Tuesday, August 23, 2005

A stroll down memory lane

This quote from an article about how The Pixies got back together reminded me of something similar I had to do in high school.

[Lovering] continues: "My yearbook in high school, they had this thing called Future Ambitions, you wrote when you were 17. And my future ambitions were: 1) to be an electronic engineer - I did do that; 2) to be a rock drummer - I did that; and 3) to tour with Rush. So Pixies and Rush touring together. Then that's it. It's all done."


Pop-quizzes in my English class junior year would involve my teacher announcing about 20 minutes before the end of class, "Clear your desks. Pull out one sheet of notebook paper and a pencil or pen." This was usually followed by a bunch of groans and sighs because the quizzes typically were one page responses to questions about specific ideas, plot points, or characters covered in the readings we should have completed prior to that days class. The only time he changed the format, and unsurprisingly the only quiz topic I can remember, was when he had us write about what we wanted to accomplish in 5 years time and 10 years time. This was completely out of left field and had no ties to any of the themes or topics we were covering in class.

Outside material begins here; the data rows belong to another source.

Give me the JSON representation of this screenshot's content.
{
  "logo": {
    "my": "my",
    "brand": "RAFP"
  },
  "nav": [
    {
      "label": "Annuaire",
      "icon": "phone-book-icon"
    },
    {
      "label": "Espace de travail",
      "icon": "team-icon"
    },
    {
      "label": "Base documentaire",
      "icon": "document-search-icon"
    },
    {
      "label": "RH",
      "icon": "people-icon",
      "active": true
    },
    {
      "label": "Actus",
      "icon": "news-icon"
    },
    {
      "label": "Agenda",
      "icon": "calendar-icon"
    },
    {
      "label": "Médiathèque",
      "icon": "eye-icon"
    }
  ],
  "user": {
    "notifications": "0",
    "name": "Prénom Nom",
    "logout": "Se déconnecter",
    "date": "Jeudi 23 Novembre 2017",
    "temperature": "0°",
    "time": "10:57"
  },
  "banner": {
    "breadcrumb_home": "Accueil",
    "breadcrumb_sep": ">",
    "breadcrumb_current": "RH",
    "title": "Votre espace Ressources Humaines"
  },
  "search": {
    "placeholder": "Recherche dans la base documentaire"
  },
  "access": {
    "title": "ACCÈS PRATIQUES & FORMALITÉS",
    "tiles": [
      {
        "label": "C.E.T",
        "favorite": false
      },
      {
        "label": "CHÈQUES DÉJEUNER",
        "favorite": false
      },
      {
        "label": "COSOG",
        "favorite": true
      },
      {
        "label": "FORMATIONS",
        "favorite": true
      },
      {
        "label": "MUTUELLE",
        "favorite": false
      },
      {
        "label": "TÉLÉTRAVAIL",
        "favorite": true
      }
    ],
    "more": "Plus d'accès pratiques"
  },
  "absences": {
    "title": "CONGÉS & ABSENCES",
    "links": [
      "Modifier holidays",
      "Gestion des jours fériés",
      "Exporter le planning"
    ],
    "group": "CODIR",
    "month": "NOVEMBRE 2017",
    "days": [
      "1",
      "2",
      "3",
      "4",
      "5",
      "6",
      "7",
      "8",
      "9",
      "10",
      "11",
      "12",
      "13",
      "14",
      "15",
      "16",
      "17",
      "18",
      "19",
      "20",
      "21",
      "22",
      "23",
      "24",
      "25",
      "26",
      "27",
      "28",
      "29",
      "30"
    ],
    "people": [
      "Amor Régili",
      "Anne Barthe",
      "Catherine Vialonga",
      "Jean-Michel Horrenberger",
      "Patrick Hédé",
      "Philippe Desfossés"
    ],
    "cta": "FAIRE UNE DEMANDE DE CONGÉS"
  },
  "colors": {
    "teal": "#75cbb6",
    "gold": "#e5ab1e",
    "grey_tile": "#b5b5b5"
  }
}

I usually had a tough time creating an angle to attack the quiz questions we would get and this typically left me scrambling after the bell to complete my thoughts but for some reason this question was so easy for me, at 17 years old, to write about. For whatever reason this question really resonated with me at the time and instead of running down the list and checking off all the predictable things you would expect from an AP English student from an affluent high school (go to a nice college, get a nice degree, get a nice job, marry a nice wife, start a nice family) I laid out my real life goals, ambitions, the places I wanted to go, the people I wanted to meet. When the bell rang and everyone started to get their things together and turn their papers in our teacher had us sit back down for a moment. He told us that we wouldn't be turning the paper in because the only person who could grade our papers is ourselves in five or ten years. He suggested that we tuck it away somewhere and forget about it for a few years and dismissed class.

Most of my classmates threw their papers away on the way out but I took his words to heart and put my paper in the back of an old red notebook and hid it away at home. Around the end of 2000 I thought about that assignment and wondered if I could dig up that old red notebook and I was bummed when I could not find it. I would trade all of the crappy awards, newspaper clippings, and trophies that I still have stored at my parents house for that one page paper I wrote. A lot of "life" has happened since I sat in that English class in the spring of 1995. As I take stock in the things I've done, the people that I've met and the places I've been some ten years later I cannot help to wonder how close or far I am from living the life I envisioned then. I wonder if I'd be crossing off all the things I wanted to accomplish like David Lovering did on his list.